The report examined the attitudes, plans and trends of 7,800 privately owned businesses in 34 countries across six continents. The high level of optimism in many Asian countries reflected sustained vigorous economic progress and the view that these economies are largely insulated from the effects of slower growth and credit problems affecting the world’s more mature economies, according to the report.
The report said India topped the optimism charts, at 95 percent optimism, for the fifth consecutive year while the Philippines filled the number two spot for the first time.
Japan took this year’s bottom place with only 49 percent of its businesses optimistic about the future. Only 39 percent of East Asian businesses were optimistic this year, compared to 54 percent in 2007, according to the report.
Vietnamese private businesses were the most optimistic about their revenue prospects in the survey, said the firm, adding that the country was followed by mainland China and Brazil in that category.
“Vietnam’s economy has been growing strongly for the past decade, with expectations still very positive for the future despite the global slowdown and credit issues that have arisen this year,” said the survey.
Grant Thornton said local businesses also had the highest expectations for employment growth in 2008. While 83 percent of Vietnamese businesses expected job growth this year, only 77 percent thought the same last year and only 40 percent of East Asian companies were optimistic about employment this year.

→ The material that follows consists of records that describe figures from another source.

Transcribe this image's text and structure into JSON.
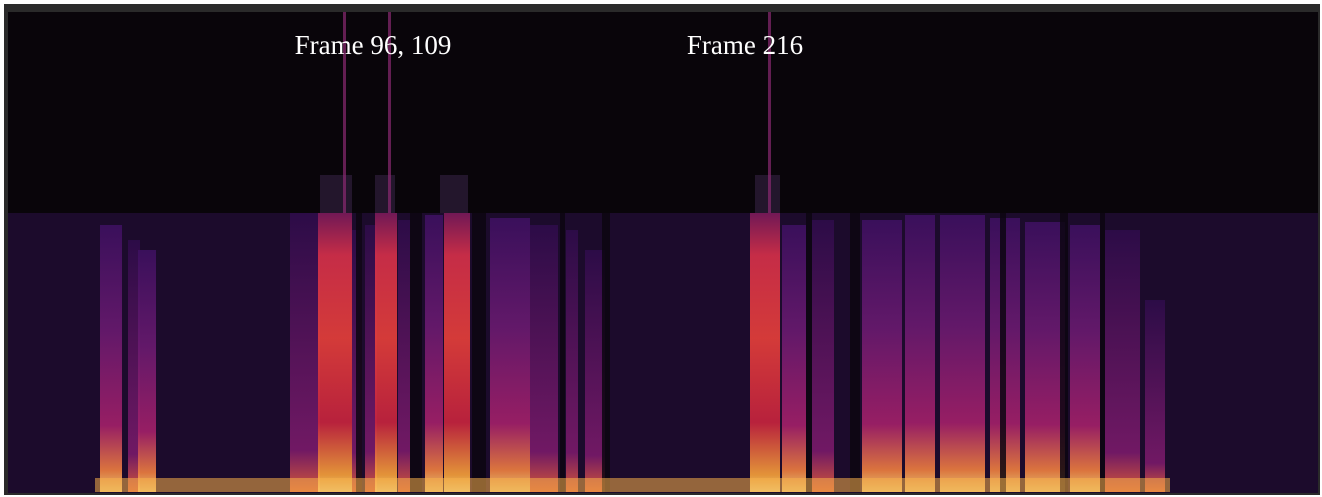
{
  "labels": [
    "Frame 96, 109",
    "Frame 216"
  ]
}
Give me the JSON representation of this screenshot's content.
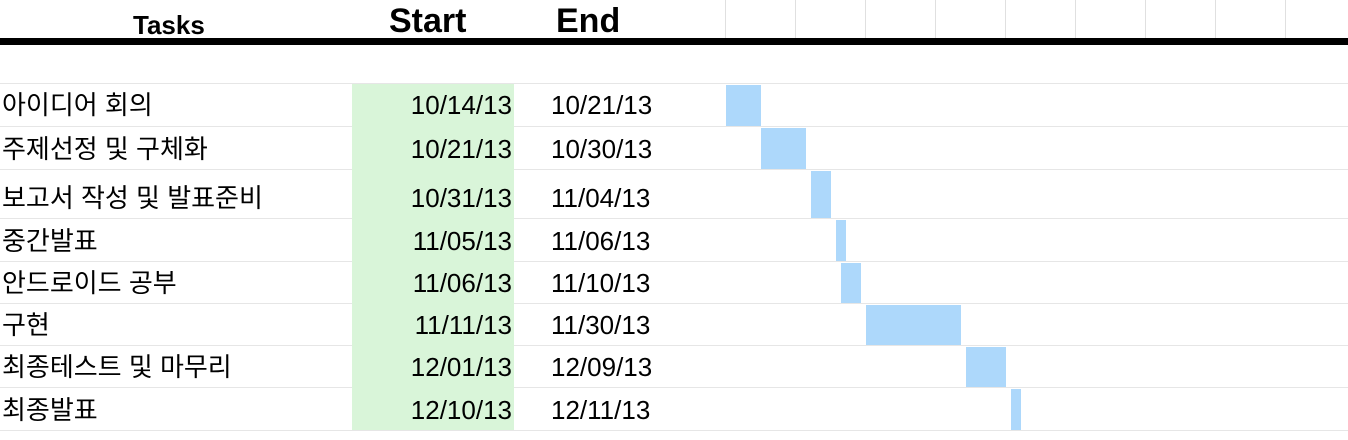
{
  "headers": {
    "tasks": "Tasks",
    "start": "Start",
    "end": "End"
  },
  "colors": {
    "start_column": "#d9f5d9",
    "gantt_bar": "#add8fb",
    "header_rule": "#000000"
  },
  "chart_data": {
    "type": "gantt",
    "columns": [
      "Tasks",
      "Start",
      "End"
    ],
    "date_format": "MM/DD/YY",
    "timeline_range": [
      "10/14/13",
      "12/11/13"
    ],
    "tasks": [
      {
        "task": "아이디어 회의",
        "start": "10/14/13",
        "end": "10/21/13"
      },
      {
        "task": "주제선정 및 구체화",
        "start": "10/21/13",
        "end": "10/30/13"
      },
      {
        "task": "보고서 작성 및 발표준비",
        "start": "10/31/13",
        "end": "11/04/13"
      },
      {
        "task": "중간발표",
        "start": "11/05/13",
        "end": "11/06/13"
      },
      {
        "task": "안드로이드 공부",
        "start": "11/06/13",
        "end": "11/10/13"
      },
      {
        "task": "구현",
        "start": "11/11/13",
        "end": "11/30/13"
      },
      {
        "task": "최종테스트 및 마무리",
        "start": "12/01/13",
        "end": "12/09/13"
      },
      {
        "task": "최종발표",
        "start": "12/10/13",
        "end": "12/11/13"
      }
    ]
  }
}
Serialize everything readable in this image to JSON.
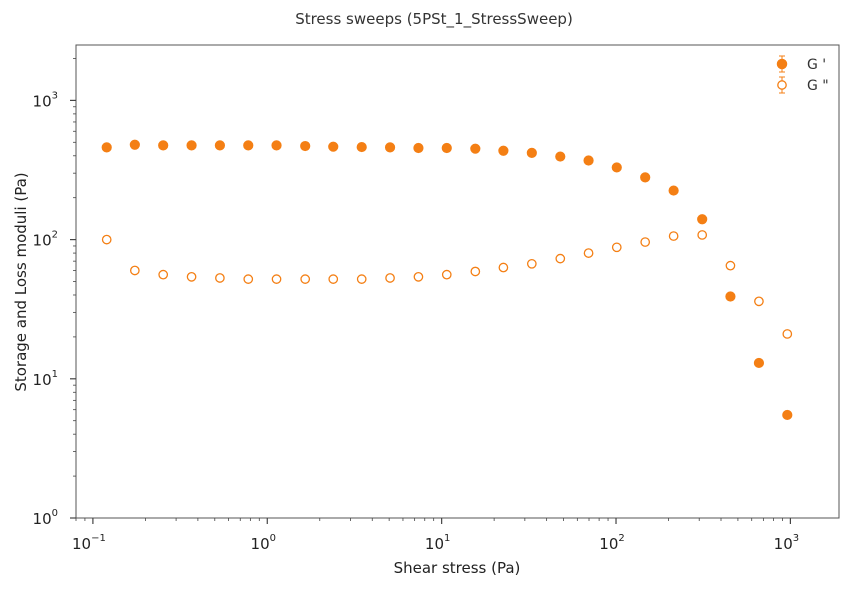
{
  "chart_data": {
    "type": "scatter",
    "title": "Stress sweeps (5PSt_1_StressSweep)",
    "xlabel": "Shear stress (Pa)",
    "ylabel": "Storage and Loss moduli (Pa)",
    "xscale": "log",
    "yscale": "log",
    "xlim": [
      0.08,
      1900
    ],
    "ylim": [
      1,
      2500
    ],
    "grid": false,
    "legend_position": "top-right",
    "x_ticks": [
      {
        "base": "10",
        "exp": "−1"
      },
      {
        "base": "10",
        "exp": "0"
      },
      {
        "base": "10",
        "exp": "1"
      },
      {
        "base": "10",
        "exp": "2"
      },
      {
        "base": "10",
        "exp": "3"
      }
    ],
    "y_ticks": [
      {
        "base": "10",
        "exp": "0"
      },
      {
        "base": "10",
        "exp": "1"
      },
      {
        "base": "10",
        "exp": "2"
      },
      {
        "base": "10",
        "exp": "3"
      }
    ],
    "x": [
      0.12,
      0.174,
      0.253,
      0.368,
      0.535,
      0.778,
      1.13,
      1.65,
      2.39,
      3.48,
      5.06,
      7.36,
      10.7,
      15.6,
      22.6,
      32.9,
      47.9,
      69.6,
      101,
      147,
      214,
      312,
      453,
      660,
      960
    ],
    "series": [
      {
        "name": "G '",
        "marker": "filled-circle",
        "color": "#f47f14",
        "values": [
          460,
          480,
          475,
          475,
          475,
          475,
          475,
          470,
          465,
          462,
          460,
          455,
          455,
          450,
          435,
          420,
          395,
          370,
          330,
          280,
          225,
          140,
          39,
          13,
          5.5
        ]
      },
      {
        "name": "G \"",
        "marker": "open-circle",
        "color": "#f47f14",
        "values": [
          100,
          60,
          56,
          54,
          53,
          52,
          52,
          52,
          52,
          52,
          53,
          54,
          56,
          59,
          63,
          67,
          73,
          80,
          88,
          96,
          106,
          108,
          65,
          36,
          21
        ]
      }
    ]
  }
}
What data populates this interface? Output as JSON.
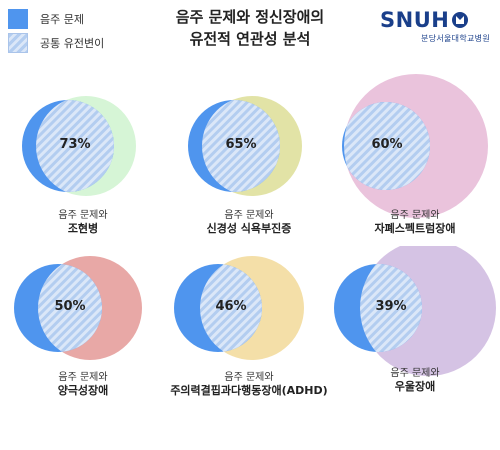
{
  "legend": {
    "items": [
      {
        "label": "음주 문제"
      },
      {
        "label": "공통 유전변이"
      }
    ]
  },
  "title": {
    "line1": "음주 문제와 정신장애의",
    "line2": "유전적 연관성 분석"
  },
  "logo": {
    "word": "SNUH",
    "sub": "분당서울대학교병원"
  },
  "colors": {
    "alcohol": "#4f95ee",
    "hatch": "#b3cdf0"
  },
  "panels": [
    {
      "percent": "73%",
      "value": 73,
      "caption_line1": "음주 문제와",
      "caption_line2": "조현병",
      "color": "#d6f5d6"
    },
    {
      "percent": "65%",
      "value": 65,
      "caption_line1": "음주 문제와",
      "caption_line2": "신경성 식욕부진증",
      "color": "#e2e3a6"
    },
    {
      "percent": "60%",
      "value": 60,
      "caption_line1": "음주 문제와",
      "caption_line2": "자폐스펙트럼장애",
      "color": "#eac3dc"
    },
    {
      "percent": "50%",
      "value": 50,
      "caption_line1": "음주 문제와",
      "caption_line2": "양극성장애",
      "color": "#e8a8a6"
    },
    {
      "percent": "46%",
      "value": 46,
      "caption_line1": "음주 문제와",
      "caption_line2": "주의력결핍과다행동장애(ADHD)",
      "color": "#f4dfa8"
    },
    {
      "percent": "39%",
      "value": 39,
      "caption_line1": "음주 문제와",
      "caption_line2": "우울장애",
      "color": "#d5c3e4"
    }
  ]
}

Only 33 percent of all companies surveyed expected employment growth.
About 54 percent of surveyed Vietnamese businesses cited the availability of a skilled workforce as the main constraint restricting their expansion, said the survey.
The total for East Asia was 37 percent in the same category while the global rate was only 35 percent.
More than half the Vietnamese firms also cited the cost of finance as the second major constraint, compared to just 27 percent globally.
However, the firm said Vietnam ranked low in its emerging market index, less attractive than Malaysia, Indonesia and the Philippines even though foreign investment has been growing significantly in the country.